The Insolvency and Bankruptcy Code (Amendment) Act, 2021

The Insolvency and Bankruptcy Code (Amendment) Act, 2021 received Presidential assent on 12th August 2021. It replaced the Insolvency and Bankruptcy Code (Amendment) Ordinance, 2021, which was promulgated on April 4, 2021.

Difference between PIRP and CIRP

  • The CIRP provides for a threshold of 270-days for insolvency resolution proceedings. This period may also exceed as CIRP is often put down by various litigations. Whereas the PIRP provides a maximum 90 days to stakeholders to bring a resolution plan for approval before the NCLT.
  • In case of PIRP, the existing management takes control whereas, in the case of CIRP, a resolution professional takes control of the debtor as a representative of financial creditors. This ensures minimal disruption of operations relative to a CIRP.
  • Thus, a PIRP allows the assets of distressed businesses to be quickly deployed back into the economy rather than being subject to long litigation in courts under CIRP.

Key Features

  • Pre-Packaged Insolvency Resolution: It provides for an alternate insolvency resolution process for MSMEs, known as the pre-packaged insolvency resolution process (PIRP).
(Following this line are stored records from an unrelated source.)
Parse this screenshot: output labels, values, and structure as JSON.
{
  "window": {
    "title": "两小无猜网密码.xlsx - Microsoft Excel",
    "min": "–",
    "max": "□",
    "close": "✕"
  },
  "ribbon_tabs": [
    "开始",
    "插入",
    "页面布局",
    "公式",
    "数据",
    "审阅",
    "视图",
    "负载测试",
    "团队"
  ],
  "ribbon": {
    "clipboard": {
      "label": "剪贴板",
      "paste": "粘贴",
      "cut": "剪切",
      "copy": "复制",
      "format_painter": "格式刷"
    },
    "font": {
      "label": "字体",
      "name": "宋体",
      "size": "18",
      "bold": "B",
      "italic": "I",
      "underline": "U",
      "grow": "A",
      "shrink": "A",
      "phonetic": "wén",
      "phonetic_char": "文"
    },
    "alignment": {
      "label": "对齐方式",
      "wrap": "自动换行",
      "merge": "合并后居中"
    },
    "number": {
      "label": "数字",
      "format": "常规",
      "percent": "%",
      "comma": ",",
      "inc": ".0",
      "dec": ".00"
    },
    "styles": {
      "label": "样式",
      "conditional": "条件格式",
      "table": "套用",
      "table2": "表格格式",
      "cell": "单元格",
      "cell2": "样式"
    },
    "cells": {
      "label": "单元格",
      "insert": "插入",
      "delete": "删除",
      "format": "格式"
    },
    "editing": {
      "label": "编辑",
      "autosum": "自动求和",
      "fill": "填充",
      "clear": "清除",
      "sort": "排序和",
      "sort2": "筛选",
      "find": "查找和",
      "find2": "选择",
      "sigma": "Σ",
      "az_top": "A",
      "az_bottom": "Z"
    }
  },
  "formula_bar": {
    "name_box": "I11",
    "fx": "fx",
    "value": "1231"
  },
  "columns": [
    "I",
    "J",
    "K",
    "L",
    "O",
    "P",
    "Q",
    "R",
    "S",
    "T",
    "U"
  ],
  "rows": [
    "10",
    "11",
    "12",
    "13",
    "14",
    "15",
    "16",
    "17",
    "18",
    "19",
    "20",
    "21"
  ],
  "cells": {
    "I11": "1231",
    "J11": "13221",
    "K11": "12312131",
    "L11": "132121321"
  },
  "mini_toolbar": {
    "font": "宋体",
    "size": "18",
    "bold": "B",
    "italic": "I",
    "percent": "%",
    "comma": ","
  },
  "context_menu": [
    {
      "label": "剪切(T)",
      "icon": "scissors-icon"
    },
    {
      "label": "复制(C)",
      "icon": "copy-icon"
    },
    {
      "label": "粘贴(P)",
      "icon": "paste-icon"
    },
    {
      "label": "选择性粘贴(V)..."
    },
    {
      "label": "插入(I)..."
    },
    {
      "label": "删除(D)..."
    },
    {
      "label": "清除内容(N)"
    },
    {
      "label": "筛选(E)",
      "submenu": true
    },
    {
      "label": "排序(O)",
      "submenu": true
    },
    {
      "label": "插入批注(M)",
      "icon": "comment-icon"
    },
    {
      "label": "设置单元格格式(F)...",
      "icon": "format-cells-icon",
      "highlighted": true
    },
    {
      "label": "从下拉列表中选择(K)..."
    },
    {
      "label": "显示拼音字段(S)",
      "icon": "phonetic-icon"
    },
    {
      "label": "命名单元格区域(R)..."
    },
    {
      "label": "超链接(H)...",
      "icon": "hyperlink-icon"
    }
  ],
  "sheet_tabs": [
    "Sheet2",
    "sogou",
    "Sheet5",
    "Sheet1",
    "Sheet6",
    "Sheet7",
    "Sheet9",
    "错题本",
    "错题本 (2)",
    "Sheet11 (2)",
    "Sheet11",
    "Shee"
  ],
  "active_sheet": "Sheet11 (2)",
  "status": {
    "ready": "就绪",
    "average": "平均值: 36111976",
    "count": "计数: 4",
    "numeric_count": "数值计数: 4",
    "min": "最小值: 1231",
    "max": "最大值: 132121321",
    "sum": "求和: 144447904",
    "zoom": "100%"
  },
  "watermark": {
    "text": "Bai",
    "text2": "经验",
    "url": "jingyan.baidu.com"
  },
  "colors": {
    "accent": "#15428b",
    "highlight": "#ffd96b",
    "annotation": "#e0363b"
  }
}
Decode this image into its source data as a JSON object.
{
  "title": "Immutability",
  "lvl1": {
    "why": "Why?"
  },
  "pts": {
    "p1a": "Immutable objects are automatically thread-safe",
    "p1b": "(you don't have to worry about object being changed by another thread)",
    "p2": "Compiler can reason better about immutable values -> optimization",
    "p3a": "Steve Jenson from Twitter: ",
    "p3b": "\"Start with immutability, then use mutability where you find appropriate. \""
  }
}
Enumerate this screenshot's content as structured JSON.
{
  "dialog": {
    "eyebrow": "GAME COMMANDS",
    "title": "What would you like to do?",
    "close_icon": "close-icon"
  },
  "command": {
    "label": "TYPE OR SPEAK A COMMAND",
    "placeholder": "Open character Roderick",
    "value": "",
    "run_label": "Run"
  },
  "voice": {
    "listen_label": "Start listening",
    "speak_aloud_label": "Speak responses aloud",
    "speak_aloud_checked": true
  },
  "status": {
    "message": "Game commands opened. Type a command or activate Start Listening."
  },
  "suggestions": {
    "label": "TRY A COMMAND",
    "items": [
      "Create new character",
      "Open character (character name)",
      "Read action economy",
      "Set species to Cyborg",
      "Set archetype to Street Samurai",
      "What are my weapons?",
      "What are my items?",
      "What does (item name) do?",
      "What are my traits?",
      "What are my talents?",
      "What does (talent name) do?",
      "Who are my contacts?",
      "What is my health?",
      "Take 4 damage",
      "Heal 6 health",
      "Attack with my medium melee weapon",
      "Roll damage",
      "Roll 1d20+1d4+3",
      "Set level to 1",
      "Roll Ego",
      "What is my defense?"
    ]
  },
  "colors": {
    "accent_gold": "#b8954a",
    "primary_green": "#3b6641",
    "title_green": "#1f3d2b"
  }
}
During PIRP, the management of the company will remain with the debtor. Application for initiating PIRP may be filed in the event of a default of at least one lakh rupees. The central government may increase the threshold of minimum default up to one crore rupees through a notification.
  • Moratorium on certain Actions: During the process, certain actions against the debtor such as filing or continuation of suits, execution of court orders, or recovery of property will be prohibited.
  • Management of Debtor during PIRP: During PIRP, the board of directors or partners of the debtor will continue to manage the affairs of the debtor. Only in case of fraudulent conduct or gross mismanagement, it can be vested with the Resolution Professional.
  • Initiation of Corporate Insolvency Resolution Process (CIRP): At any time from the PIRP commencement date but before the approval of the resolution plan, the committee of creditors may decide (with at least 66% of the voting shares) to terminate PIRP and instead initiate CIRP.